Heteroplasmy describes the situation in which two or more mtDNA variants exist within the same cell. Heteroplasmies are often caused by de novo mutations occurring either in the germline or in the somatic tissues. In fact, heteroplasmy levels often vary even between the cells or somatic tissues of the same individual, leading to situations where only specific cells, tissues, or organs are affected by mitochondrial dysfunction. The accumulation of these mutations in somatic tissues over time may be a central factor in aging.

Instead of the discrete allele frequencies of 0%, 50%, or 100% observed for alleles of nuclear genes, allele frequencies for mtDNA loci have a continuous distribution ranging from 0% to 100% (“homoplasmy”). The threshold for the disease phenotypes can be anywhere along that distribution, depending on the gene and tissue in question.
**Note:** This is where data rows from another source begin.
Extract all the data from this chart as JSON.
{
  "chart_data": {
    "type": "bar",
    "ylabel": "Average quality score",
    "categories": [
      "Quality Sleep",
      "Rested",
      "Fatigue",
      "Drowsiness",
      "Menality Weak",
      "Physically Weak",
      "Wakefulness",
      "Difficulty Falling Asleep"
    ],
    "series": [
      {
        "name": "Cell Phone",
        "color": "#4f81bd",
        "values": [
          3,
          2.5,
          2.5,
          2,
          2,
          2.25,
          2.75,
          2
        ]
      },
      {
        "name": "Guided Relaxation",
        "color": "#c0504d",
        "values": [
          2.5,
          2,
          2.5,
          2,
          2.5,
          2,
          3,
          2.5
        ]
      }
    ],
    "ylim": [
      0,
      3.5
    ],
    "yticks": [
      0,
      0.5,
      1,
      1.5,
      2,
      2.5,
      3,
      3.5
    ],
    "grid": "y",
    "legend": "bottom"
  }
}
Thus, as we will see in the discussion of primary mitochondrial diseases later, low-mutation heteroplasmy is unlikely to cause a discernible phenotype, whereas high-mutation heteroplasmy is very likely to cause problems, especially when present in an energy-sensitive organ like the brain or muscles. The lack of paternal contribution precludes compensation for a defective allele inherited from the mother by a functional “wild-type” allele from the father. Furthermore, even if a heteroplasmy is subthreshold for disease presentation in the mother, the disease may occur in her offspring depending on how the mtDNA molecules are apportioned to her oocytes during gametogenesis.